Integrating AI into Pathological Diagnosis: A Seamless Approach

Advancements in artificial intelligence (AI) are increasingly transforming the landscape of medical diagnostics, particularly in pathology. A collaborative initiative involving Friedrich-Alexander-Universität Erlangen-Nürnberg (FAU) and Gravina Hospital in Caltagirone, Italy, illustrates how AI can be effectively incorporated into clinical settings, particularly within a fully digital pathology department. These findings have been documented in the journal Genome Medicine.

In Germany alone, over 1.4 million patients are diagnosed and treated for cancer annually. Following the surgical removal of a tumor, the pathological examination of tissue samples is critical for determining the cancer type, assessing malignancy, and deciding on treatment options such as chemotherapy. AI algorithms offer assistance in these areas, for instance, by identifying malignant transformations in digitized tissue samples. Despite this potential, many healthcare facilities have not fully harnessed AI technologies due to challenges in the examination process.

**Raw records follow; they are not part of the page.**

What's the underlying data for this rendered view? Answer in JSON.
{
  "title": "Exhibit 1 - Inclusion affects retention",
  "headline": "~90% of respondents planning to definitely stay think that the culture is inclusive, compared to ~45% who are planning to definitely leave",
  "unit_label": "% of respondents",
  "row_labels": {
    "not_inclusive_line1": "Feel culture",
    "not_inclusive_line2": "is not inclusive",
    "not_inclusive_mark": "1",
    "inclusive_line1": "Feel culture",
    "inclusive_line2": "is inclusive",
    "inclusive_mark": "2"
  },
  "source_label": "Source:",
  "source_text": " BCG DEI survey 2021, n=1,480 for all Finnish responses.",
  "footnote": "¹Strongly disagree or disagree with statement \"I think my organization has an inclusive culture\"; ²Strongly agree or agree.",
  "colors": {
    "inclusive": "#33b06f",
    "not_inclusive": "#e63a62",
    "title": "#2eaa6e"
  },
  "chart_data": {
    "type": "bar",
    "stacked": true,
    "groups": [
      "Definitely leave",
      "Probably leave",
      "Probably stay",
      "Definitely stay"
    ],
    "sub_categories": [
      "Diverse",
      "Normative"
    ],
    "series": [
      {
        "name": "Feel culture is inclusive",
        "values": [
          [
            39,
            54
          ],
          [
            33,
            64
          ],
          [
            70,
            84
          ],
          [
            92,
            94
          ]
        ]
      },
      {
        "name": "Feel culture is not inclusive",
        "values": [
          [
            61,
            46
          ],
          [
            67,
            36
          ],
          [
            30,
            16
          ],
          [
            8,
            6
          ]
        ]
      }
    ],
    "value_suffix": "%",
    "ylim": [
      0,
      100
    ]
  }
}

Conventional pathology practices rely heavily on microscopes to assess tissue samples, which limits the integration of AI. According to a researcher from the Department of Nephropathology at UKER, the digitization of histopathological samples to yield high-resolution images is still not widespread. Conversely, Gravina Hospital has taken significant strides in this area by routinely digitizing all tissue samples, addressing the common issue of data availability.

However, a major hurdle has been the lack of automated analysis capabilities for these digital datasets using deep learning models. The research team sought to develop a more streamlined integration of AI tools into their workflow. Their process begins when a tissue sample is received in the pathology lab, where it undergoes several preparatory steps, including the creation of thin sections mounted on glass slides that are then stained with various chemicals. High-resolution digital images of these slides are generated, which can be accessed through the laboratory information system (LIS).

Instead of relying on traditional microscope evaluations, pathologists can now make diagnoses directly on computer screens. The researchers have successfully created a method that automatically incorporates AI analysis into the diagnostic workflow. When new images are uploaded to the LIS, the relevant data for analysis is automatically sent to a server equipped with various AI models. The appropriate algorithms are then selected based on the staining method and tissue type.

This enhanced integration is expected to improve the accuracy of AI algorithms in pathology. The results of the analysis are subsequently returned to the LIS, where predictions are displayed as heatmaps, visually highlighting malignant areas within the digitized tissue samples. The research team aims to validate the integrated deep learning models clinically, with hopes of enhancing their accuracy and expanding the application of these models to routine diagnostics across other pathology departments.

This collaborative project represents a significant step towards bridging the gap between computational pathology and everyday clinical practices, ultimately aiming for improved diagnostic precision and patient outcomes.